GECO, la tecnologia per ispezionare in sicurezza le infrastrutture idriche in profondità
Tre soci uniscono competenze ingegneristiche, software e visione commerciale per una nuova generazione di robot destinati a operare nelle condotte idriche e fognarie senza fermare gli impianti.
Ispezioni più sicure, meno sprechi d’acqua, interventi possibili senza interrompere il servizio: è la promessa di Dolobot, startup nata in Valbelluna che punta a cambiare il modo in cui si gestiscono acquedotti, reti fognarie e infrastrutture sommerse. Prima ancora dell’azienda sono nate le competenze e la volontà di metterle a sistema per offrire una soluzione integrata in un settore complesso. GECO nasce infatti dall’incontro di tre professionalità complementari: Luca Anselmi, responsabile della componente meccanica e operativa; Matteo Cestari, ingegnere padovano specializzato nello sviluppo di software per la robotica a controllo remoto; Pietro Fedon, alla guida dello sviluppo commerciale e strategico dell’azienda.
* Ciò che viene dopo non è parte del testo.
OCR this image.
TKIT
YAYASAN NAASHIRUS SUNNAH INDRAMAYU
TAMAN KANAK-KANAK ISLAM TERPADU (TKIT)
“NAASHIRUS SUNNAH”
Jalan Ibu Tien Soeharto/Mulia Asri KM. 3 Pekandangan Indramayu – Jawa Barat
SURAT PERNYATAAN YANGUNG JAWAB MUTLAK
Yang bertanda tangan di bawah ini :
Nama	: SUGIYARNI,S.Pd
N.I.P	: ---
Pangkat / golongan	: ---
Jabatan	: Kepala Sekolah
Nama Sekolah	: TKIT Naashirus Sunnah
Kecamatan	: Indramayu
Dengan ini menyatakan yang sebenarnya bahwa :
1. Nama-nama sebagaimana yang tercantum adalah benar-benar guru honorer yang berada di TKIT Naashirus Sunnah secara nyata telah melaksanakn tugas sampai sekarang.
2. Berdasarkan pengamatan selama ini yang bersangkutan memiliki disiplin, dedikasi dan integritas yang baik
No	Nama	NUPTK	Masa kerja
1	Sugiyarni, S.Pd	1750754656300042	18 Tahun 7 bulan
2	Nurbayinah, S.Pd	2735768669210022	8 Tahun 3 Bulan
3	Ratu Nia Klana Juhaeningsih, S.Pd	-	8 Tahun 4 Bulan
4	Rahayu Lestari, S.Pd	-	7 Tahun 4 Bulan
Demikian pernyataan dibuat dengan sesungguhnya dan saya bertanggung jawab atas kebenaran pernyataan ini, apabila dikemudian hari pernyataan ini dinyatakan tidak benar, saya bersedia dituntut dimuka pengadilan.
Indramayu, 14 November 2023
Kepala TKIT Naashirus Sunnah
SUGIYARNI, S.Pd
La sfida affrontata con GECO rappresenta un primo passo concreto verso un obiettivo chiaro: sostituire l’uomo nei compiti più pericolosi, contribuendo in modo diretto al miglioramento delle condizioni di sicurezza.
Una squadra nata un anno fa, frutto di un percorso professionale più lungo. «Vengo dalla progettazione per ambienti estremi – racconta Anselmi –. Ho lavorato nel mondo subacqueo immaginando robot in grado di operare dove l’uomo non può arrivare. Da quell’esperienza è nata l’idea di Dolobot: applicare la robotica alle infrastrutture idriche e fognarie, dove ancora oggi molte operazioni si svolgono in condizioni rischiose».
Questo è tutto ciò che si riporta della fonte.